この世界に来てから最初は不安でいっぱいでエレファムルに居るだけでも緊張していた、だが今は頼れる仲間もギルドマスターもいる事でいつしかそんな心配は無くなりむしろ町をずっと離れる事に不安を覚える。
「……ん?サヨ、そっちも手紙か?」
ふと視線を横に向けると紙を広げて読んでいたサヨの姿があった、サヨの木箱の中には様々な本や筆記用具が入っておりまるで今から勉強をするようである………そう実際にサヨは勉強をする為にこの荷物を取りに来たのであった。
サヨは司祭候補生、本来は今年の4月にあたる月に司祭になる為の試験を受けるのだがエレファムル襲撃事件がありサヨの試験は有耶無耶になりかけていた。
「はい!ガバラマド教国にいるアギトちゃんから」
「へぇ…ちょっと偏見だけどサヨに友達が居たとは」
「もう、アユムさんは私を何だと思ってるんです?学友の1人くらいいます!」
「1人だけ?」
「………」
「ごめんごめん叩かないで」
ポカポカ殴られながらアユムは苦笑する、恐らく木箱に入っている本などはそのアギトという人物が送ってくれたのだろう。

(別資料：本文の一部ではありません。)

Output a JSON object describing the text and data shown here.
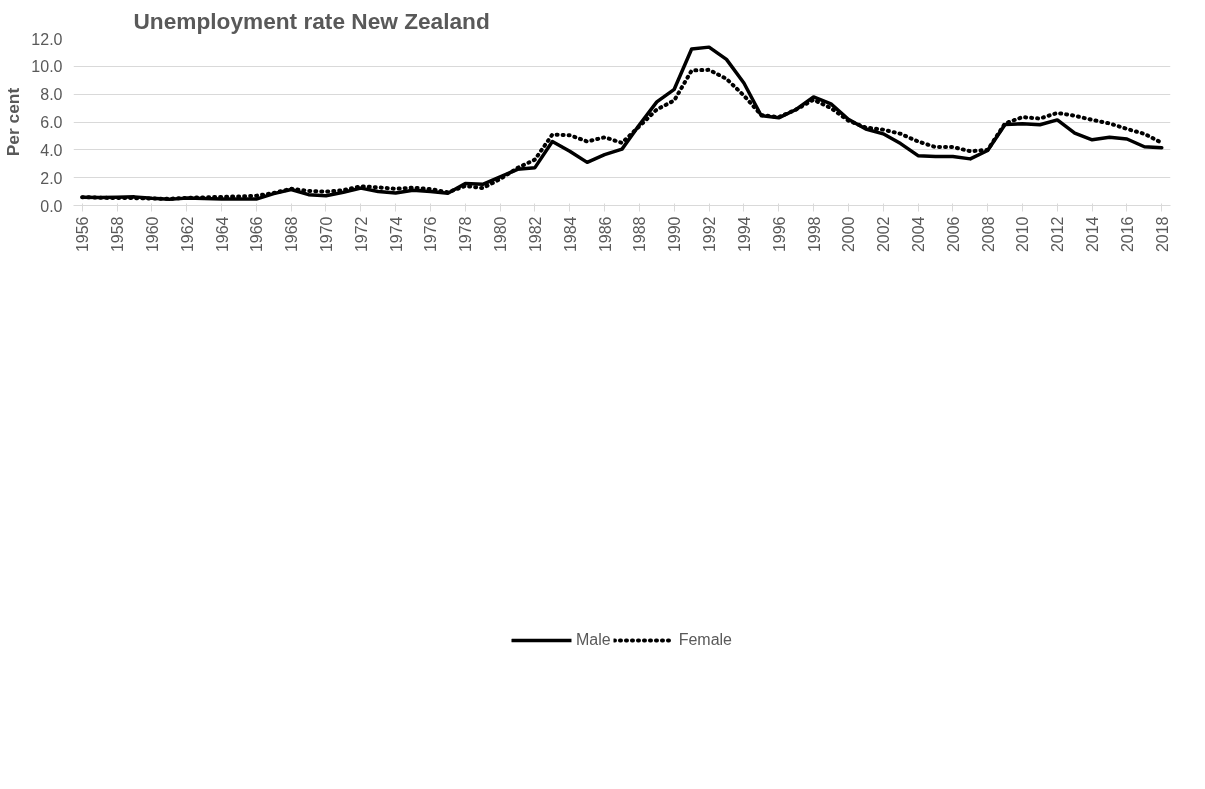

襲撃事件のせいで試験勉強の本等が送られてこず、なぁなぁで試験までアユム達と依頼を受けていたがエレファムルに帰ってきた時にサヨはガバラマド教国から試験を受ける権利を与えられた事を伝えられ急遽手紙を送ってこの木箱を送ってもらったらしい。
「良い友達じゃん、きっと俺みたいに優しいんだな」
「うーん…アユムさんとはちょっと違うというか…」
「サヨそこはツッコミをください、このままじゃただの痛い奴になっちゃうから」
「あ、すみません!な…なんでやねーん!」
「何処でそれ覚えた!?」
『なんでやねん!』
「お前か」
一通り騒ぎ手紙などを木箱に戻し残りは家に戻った時に確認する事にする。
木箱を抱えた辺りでダガリオとポメが戻ってきておりダガリオは手にある3つに分けられた袋を掲げる。
「いつも通り配分した、これがサヨこれが僕これがアユム達だ」
「サンキュ」
「ありがとうございます!わぁ…また重たいですね」
「何か買って帰るか?荷物持つよ」
「え?いえそんな荷物持ちさせる訳には…」
『男はこき使ってなんぼだよサヨちゃん』
「んー、ノーコメント」
受け取った報酬をポーチに入れその場を離れようとした瞬間。
「アユム」
「?あ…ニックさん」
突然名前を呼ばれ振り向くと2階に上がる階段の途中に副ギルドマスターであるニックが立っていた。
「すまないが話がある、今時間はいいか?」
「え?えぇまぁ…」
「なら今からギルドマスター室に来てくれ」
それだけを言いニックは上の階へ上って行ってしまいアユムはダガリオとサヨの顔を見て申し訳なさそうに頭をかく。
「すまん先に行っててくれ」
「あぁ…人気者は困るなアユム」
「嫌な人気者だよ…サヨごめんなダガリオを代わりにこき使ってくれ」
「いえいえ!そんな…」
「んじゃまた後で」
小さな木箱を小脇に抱えアユムはダガリオ達から離れ2階へと向かう。
「何だと思う?」
『まぁ最近は平和だったから…面倒な話じゃない?』
「嫌だなぁ…当たってそうで」
ヒスイの外れてなさそうな予想に頭痛を感じながらアユムは嵐の前の静けさでは無い事を祈りながらギルドマスター室に向かう。